Direction générale de la concurrence, de la consommation et de la répression des fraudes

Communication relative aux pratiques anticoncurrentielles relevées sur les marchés de services funéraires des cantons de Montluel et de Meximieux dans le département de l'Ain

RAPPEL DES FAITS

Une enquête réalisée par la DGCCRF en 2018 a mis en évidence des pratiques abusives des sociétés xxxxxxxxxxxxxxxxxxxxxxxxxxxxxxxxxxxxxx détenant respectivement une position dominante sur un marché de services funéraires des cantons de Montluel et de Meximieux dans le département de l'Ain.

Ces sociétés ont abusé de leur position dominante

  • en pratiquant des tarifs discriminatoires pour les prestations relatives à l'utilisation de la chambre funéraire à l'encontre de leurs concurrents dépourvus de cet équipement, de janvier 2016 à mars 2019 pour la société et de janvier 2016 à mars 2018 pour l'Entrepris
  • pour les deux sociétés, en entretenant la confusion entre les activités de leurs chambres funéraires, soumises à l'obligation de neutralité du service public, et leurs autres activités funéraires dans le but de laisser accroire aux familles en deuil qu'elles seraient les seules, sur leur marché géographique respectif, à pouvoir fournir l'ensemble des prestations funéraires relatives à l'organisation des obsèques, de janvier 2016 à mars 2019.

En application des dispositions de l'article L. 464-9 du Code de commerce, la DGCCRF a enjoint aux deux entreprises de s'abstenir de commettre de telles pratiques et leur a prescrit des mesures afin de rendre leurs pratiques conformes au droit de la concurrence.

La DGCCRF a proposé aux deux sociétés de clore la procédure en s'acquittant d'une amende transactionnelle de 13 900 € pour la première société et de 9 200 € pour la seconde.

Les deux sociétés ont accepté ces mesures en juillet 2021.

LES PRATIQUES

Les chambres funéraires ou funérariums sont des locaux destinés à recevoir les défunts avant leur inhumation. Elles peuvent être gérées par des régies, entreprises ou associations régulièrement habilitées.

La gestion de ce type d'établissement, comme celle des crématoriums, constitue une mission de service public soumise au respect du principe de neutralité à l'égard des sociétés de pompes funèbres qui utilisent ce local préalablement à l'organisation d'obsèques.

Le respect de ce principe s'impose à tout opérateur gestionnaire d'un funérarium ou d'un crématorium, qu'il soit une entreprise privée, une régie municipale, une société d'économie mixte ou une société publique locale.

Les autres prestations funéraires, telles que la vente de cercueils et l'entretien des tombes, ont un caractère commercial et ne sont pas soumises à cette obligation.
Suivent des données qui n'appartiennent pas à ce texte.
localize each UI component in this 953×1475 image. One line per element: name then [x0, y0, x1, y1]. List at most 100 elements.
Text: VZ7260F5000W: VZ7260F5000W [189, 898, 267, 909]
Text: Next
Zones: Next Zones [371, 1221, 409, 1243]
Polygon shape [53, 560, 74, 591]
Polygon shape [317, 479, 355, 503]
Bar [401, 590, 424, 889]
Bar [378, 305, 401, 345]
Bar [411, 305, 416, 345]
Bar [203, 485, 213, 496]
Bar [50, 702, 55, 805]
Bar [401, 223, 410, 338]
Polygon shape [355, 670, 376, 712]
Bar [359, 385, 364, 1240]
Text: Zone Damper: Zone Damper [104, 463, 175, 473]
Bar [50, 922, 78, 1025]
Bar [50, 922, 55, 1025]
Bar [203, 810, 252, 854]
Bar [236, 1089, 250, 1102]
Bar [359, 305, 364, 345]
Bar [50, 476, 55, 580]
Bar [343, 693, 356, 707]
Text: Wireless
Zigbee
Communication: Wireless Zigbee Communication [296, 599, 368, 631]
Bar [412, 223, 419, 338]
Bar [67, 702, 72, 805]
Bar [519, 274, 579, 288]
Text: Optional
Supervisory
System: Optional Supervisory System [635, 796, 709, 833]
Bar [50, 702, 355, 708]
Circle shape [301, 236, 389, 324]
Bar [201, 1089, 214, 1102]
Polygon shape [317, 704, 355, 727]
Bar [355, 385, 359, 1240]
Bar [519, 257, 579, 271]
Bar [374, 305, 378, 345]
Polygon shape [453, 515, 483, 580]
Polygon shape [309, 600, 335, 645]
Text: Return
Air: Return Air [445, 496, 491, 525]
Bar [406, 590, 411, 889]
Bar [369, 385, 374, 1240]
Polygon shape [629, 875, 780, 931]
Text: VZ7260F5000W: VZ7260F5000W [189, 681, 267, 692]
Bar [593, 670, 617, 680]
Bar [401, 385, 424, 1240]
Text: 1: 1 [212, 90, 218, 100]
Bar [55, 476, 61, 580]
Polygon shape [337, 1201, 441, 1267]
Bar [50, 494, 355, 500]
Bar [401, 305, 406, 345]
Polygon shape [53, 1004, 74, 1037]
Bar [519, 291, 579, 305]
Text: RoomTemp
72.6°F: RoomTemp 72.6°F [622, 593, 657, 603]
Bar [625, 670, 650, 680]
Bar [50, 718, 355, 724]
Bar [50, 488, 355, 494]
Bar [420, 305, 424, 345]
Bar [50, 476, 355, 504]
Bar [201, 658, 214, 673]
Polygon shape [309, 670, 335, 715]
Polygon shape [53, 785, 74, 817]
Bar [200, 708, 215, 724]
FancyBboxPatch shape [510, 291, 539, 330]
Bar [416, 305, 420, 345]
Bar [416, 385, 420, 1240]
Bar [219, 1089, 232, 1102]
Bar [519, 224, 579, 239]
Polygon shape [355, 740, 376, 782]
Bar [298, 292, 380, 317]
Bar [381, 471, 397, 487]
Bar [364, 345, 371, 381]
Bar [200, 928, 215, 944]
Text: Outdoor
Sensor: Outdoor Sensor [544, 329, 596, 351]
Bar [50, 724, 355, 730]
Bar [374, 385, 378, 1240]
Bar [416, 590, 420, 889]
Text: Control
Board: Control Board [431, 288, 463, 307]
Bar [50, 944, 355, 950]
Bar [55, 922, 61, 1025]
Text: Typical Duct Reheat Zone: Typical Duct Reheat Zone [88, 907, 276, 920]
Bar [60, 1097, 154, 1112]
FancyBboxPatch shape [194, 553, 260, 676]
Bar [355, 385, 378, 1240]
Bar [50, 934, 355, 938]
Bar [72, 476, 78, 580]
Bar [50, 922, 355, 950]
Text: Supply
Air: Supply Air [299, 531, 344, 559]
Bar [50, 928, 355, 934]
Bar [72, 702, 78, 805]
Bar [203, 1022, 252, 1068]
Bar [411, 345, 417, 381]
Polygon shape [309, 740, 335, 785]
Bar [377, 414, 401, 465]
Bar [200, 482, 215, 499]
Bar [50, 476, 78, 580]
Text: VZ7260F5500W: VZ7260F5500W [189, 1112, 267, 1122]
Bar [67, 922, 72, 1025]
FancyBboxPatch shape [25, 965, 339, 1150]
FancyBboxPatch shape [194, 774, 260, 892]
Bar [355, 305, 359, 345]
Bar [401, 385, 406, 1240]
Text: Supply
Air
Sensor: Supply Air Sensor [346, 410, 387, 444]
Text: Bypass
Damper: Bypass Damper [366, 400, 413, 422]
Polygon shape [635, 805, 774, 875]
Le non-respect de l'obligation de neutralité du service public peut également constituer une pratique abusive, prohibée par l'article L.420-2 du Code de commerce, lorsqu'elle émane d'un opérateur en position dominante sur le marché.

Pour illustration, la décision n°03-D-15 du 17 mars 2003 du Conseil de la concurrence précise que:

« La possession par un opérateur funéraire d'une chambre funéraire, située à proximité immédiate du magasin où sont vendues les autres prestations funéraires, constitue un fort avantage commercial et concurrentiel. En effet, il est constaté qu'il est de plus en plus fréquent que les corps des personnes décédées soient transférés par les familles en chambre funéraire, où celles-ci peuvent recevoir des conseils et des préconisations pour l'organisation des funérailles, et, ainsi, déterminer leur choix, nécessairement rapide. Le possesseur de chambre funéraire bénéficie donc d'un contact privilégié avec les familles auxquelles il peut proposer une offre globale et cette situation est peu propice à favoriser le jeu de la concurrence surtout lorsqu'il n'existe qu'une seule chambre funéraire dans la zone géographique concernée ».

Le Conseil de la concurrence, devenu Autorité de la concurrence, et la DGCCRF ont sanctionné à de nombreuses reprises l'utilisation abusive de l'avantage concurrentiel que procure sur le marché des pompes funèbres l'exploitation d'une chambre funéraire (Décision n°04-D-70) ou d'un crématorium (Décision n°17-D-13).

Dans cette dernière affaire, la société mise en cause avait refusé la proposition transactionnelle de la DGCCRF (amende transactionnelle de 56 000 €). En pareil cas, l'article

L. 464-9 du Code de commerce prévoit que la DGCCRF doit saisir l'Autorité de la concurrence. L'Autorité a sanctionné la société concernée en lui infligeant une amende de 80 000 €.